By Will, a current parent
I often envy our kids for the knowledge and wisdom available to them. They would be quick to point out that I am not referring to their parents’ knowledge and wisdom. I am talking about the teachers at The Downtown School. I joined the inaugural Downtown School parent book club the other day. Yes…one more inaugural, founding, pioneering experience.
But that is what makes the school unique. Like our kids, we can try things and explore different approaches, make the old things new and interesting.

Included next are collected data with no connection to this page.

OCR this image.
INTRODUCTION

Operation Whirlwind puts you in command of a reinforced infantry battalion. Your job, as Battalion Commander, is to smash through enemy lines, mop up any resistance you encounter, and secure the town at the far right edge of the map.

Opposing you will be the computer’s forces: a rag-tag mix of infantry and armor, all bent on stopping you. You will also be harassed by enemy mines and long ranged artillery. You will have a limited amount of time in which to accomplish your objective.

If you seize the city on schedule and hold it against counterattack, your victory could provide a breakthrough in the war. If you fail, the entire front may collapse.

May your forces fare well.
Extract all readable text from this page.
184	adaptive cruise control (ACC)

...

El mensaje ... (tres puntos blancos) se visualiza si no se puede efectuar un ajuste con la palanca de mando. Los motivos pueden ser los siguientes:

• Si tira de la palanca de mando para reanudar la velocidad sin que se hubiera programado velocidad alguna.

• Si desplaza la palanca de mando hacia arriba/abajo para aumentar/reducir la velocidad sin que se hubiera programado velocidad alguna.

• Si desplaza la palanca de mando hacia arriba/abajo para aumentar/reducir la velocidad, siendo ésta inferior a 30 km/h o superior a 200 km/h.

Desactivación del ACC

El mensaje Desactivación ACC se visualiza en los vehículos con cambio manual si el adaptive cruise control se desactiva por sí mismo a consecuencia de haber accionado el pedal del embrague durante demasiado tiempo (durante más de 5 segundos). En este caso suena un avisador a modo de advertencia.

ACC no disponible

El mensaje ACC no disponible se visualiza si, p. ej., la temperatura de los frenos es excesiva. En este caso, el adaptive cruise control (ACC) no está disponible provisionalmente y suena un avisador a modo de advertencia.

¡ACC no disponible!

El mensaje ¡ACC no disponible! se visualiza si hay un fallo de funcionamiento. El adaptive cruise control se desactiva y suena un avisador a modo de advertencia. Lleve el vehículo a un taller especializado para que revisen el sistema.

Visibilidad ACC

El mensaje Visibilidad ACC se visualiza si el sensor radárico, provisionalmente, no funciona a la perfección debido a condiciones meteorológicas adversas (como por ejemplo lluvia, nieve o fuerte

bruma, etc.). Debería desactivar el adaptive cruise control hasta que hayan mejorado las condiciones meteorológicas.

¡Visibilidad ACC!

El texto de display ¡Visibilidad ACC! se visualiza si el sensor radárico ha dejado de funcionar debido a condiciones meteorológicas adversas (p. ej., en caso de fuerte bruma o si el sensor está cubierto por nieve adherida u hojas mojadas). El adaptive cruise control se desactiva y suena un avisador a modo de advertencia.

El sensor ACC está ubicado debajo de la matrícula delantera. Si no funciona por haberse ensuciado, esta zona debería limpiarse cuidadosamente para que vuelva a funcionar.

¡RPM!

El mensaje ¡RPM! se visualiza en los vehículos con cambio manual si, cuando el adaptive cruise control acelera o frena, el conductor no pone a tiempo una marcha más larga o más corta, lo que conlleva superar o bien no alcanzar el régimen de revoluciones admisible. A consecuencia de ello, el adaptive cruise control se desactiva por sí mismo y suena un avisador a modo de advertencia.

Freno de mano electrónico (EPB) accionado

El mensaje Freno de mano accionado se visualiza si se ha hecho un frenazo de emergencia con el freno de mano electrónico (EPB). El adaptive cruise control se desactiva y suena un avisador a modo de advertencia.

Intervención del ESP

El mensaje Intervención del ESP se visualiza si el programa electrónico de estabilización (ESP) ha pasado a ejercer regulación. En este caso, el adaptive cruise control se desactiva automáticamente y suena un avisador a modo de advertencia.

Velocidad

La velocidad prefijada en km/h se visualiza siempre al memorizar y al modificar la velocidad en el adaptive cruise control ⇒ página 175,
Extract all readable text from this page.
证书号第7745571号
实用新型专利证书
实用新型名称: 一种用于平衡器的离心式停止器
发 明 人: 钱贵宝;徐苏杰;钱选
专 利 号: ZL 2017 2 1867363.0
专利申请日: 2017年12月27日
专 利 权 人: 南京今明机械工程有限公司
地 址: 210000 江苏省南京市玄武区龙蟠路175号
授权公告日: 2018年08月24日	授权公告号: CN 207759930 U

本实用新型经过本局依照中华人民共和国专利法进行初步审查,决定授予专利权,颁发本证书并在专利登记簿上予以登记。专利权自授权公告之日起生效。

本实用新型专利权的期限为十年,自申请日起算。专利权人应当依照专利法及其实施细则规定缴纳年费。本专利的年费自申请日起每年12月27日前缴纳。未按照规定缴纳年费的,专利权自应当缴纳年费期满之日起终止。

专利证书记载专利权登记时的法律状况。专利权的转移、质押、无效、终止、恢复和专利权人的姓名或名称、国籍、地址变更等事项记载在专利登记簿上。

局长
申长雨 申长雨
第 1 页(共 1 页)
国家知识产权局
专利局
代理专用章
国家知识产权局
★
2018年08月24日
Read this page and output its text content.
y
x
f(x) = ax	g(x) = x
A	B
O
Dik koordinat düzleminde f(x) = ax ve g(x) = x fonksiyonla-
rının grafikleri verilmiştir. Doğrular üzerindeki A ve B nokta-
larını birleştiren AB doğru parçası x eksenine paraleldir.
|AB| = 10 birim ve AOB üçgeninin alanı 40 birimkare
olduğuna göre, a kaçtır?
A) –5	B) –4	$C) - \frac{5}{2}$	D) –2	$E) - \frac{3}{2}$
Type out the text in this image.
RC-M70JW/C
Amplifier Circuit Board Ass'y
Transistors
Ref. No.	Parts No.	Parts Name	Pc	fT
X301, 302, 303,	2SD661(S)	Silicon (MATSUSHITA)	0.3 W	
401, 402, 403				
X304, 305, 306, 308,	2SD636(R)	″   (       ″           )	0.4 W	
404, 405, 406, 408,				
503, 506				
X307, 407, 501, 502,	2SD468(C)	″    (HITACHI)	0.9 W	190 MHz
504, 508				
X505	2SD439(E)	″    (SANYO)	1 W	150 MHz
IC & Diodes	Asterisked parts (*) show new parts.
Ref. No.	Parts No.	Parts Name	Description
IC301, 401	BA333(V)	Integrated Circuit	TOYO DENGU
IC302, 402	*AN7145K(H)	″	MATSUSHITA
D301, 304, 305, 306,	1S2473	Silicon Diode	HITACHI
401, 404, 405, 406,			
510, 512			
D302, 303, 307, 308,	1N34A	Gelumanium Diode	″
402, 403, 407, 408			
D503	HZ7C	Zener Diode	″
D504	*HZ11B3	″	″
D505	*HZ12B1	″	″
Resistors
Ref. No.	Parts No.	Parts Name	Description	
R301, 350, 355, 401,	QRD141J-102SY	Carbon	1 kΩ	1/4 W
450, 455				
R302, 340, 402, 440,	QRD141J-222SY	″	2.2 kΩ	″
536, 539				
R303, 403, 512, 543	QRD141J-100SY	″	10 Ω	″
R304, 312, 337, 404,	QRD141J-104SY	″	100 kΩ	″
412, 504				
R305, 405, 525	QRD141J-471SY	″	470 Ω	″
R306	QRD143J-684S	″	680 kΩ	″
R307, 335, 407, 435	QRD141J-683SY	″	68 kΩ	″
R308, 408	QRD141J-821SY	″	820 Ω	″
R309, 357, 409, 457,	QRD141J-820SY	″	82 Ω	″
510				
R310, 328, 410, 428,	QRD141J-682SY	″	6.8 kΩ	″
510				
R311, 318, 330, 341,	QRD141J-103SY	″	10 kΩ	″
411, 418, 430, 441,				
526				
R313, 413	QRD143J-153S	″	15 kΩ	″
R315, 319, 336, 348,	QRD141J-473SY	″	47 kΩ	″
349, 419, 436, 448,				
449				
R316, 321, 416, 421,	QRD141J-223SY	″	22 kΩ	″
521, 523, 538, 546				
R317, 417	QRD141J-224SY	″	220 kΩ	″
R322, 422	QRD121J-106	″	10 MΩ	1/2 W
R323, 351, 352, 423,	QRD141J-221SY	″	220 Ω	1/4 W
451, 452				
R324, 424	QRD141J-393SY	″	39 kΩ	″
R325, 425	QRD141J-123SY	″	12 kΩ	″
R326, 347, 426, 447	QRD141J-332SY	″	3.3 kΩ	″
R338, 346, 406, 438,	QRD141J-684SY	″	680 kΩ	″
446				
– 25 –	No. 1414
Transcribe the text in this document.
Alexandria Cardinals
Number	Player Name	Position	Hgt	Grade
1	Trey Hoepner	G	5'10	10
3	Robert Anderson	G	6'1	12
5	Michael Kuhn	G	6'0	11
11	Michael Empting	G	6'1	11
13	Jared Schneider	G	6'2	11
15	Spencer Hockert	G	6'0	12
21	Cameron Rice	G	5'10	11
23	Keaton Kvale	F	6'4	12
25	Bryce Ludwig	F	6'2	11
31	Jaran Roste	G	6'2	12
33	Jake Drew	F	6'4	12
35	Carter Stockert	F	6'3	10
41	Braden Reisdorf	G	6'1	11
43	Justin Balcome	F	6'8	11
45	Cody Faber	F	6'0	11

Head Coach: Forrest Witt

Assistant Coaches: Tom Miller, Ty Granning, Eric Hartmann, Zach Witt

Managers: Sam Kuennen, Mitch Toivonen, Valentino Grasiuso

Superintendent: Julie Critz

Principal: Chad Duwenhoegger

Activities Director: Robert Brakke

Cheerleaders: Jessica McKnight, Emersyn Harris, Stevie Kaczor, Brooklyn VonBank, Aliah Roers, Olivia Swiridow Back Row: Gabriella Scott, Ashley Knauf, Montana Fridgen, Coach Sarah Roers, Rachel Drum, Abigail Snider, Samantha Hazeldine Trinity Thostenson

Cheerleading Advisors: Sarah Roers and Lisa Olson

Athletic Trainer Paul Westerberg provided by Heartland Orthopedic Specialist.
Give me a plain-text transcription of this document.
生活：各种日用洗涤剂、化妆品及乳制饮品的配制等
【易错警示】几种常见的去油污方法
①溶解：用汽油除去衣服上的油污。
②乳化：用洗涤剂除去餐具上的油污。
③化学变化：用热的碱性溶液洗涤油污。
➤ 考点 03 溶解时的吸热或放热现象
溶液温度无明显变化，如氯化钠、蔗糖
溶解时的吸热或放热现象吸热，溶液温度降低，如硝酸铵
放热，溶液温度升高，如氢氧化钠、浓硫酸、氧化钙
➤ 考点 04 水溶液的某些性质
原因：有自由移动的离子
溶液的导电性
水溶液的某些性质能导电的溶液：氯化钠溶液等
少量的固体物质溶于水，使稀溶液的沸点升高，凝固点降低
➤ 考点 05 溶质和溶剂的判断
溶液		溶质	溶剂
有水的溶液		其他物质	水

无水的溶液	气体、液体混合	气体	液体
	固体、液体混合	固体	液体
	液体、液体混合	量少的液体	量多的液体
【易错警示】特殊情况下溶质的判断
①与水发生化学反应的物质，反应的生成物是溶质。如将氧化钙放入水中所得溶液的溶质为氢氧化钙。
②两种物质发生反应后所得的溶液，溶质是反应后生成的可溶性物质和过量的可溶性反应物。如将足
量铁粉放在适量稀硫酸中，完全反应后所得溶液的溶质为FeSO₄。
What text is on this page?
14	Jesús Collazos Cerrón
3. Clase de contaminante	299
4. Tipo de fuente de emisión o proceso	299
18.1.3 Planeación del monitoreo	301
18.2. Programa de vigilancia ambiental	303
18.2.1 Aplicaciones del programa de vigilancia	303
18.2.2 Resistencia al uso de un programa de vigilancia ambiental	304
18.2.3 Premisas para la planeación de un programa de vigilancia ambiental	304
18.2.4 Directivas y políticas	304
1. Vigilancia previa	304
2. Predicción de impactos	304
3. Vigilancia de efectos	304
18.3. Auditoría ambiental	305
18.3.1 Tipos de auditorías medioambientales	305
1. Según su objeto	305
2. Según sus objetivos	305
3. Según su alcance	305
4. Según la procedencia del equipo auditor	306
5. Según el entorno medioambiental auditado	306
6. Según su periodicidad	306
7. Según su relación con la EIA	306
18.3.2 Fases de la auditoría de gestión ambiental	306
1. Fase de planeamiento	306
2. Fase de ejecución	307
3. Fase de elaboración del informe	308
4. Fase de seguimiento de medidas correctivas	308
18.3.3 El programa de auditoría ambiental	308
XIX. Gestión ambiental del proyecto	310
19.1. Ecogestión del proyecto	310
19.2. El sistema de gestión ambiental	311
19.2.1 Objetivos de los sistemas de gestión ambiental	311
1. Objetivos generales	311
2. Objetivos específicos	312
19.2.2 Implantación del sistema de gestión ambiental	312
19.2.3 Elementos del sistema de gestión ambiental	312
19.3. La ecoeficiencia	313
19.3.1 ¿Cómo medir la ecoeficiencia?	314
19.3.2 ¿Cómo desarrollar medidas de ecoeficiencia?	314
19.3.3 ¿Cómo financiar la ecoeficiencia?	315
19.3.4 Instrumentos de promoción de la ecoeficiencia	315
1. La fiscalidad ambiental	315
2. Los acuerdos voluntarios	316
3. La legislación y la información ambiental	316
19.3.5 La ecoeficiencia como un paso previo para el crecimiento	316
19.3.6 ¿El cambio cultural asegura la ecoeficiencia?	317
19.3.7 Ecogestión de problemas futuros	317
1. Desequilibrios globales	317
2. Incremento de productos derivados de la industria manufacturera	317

If you are like us, our conversations with our freshman son are like interpreting emojis – often monosyllabic, consistently leaving us feeling like we are learning a new English dialect and virtually always scratching our heads. It was in this spirit I was happy to hear there would be a parent book club and we would be reading and discussing the books our kids were reading.
I was interested in this--both because it would give us a way to engage the thoughts under our son’s hair, and also because I am envious. Our kids are getting to learn interesting subjects with amazing teachers -- As adults we rarely get to be students and just enjoy the beauty of learning for its own sake. The book club met both of my goals.
For the ground-breaking book club, we were “assigned” Small Country , by Gaël Faye. It tells the story of a boy on the edge of becoming a teenager as his country, Burundi, careens into civil war. English teacher Brian Crawford facilitated the conversation with a handful of us parents. And for a couple brief hours it felt like being a student again. The conversation flowed easily from subjects like the nuances of literature and language, cultural healing after the Rwandan genocide, to engaging young people in complicated topics. It offered not only an insight into The Downtown School pedagogy, but also offered an opening to a new way of engaging our son in conversation.
As with any startup, some things will stick, and others will get cast aside. My hope is that the book club becomes an opening that offers us parents an opportunity to learn from the knowledge and wisdom of our kids’ teachers. And maybe, just maybe, our kids will come to the awareness that we, their parents, have ideas about topics beyond where they left their shoes.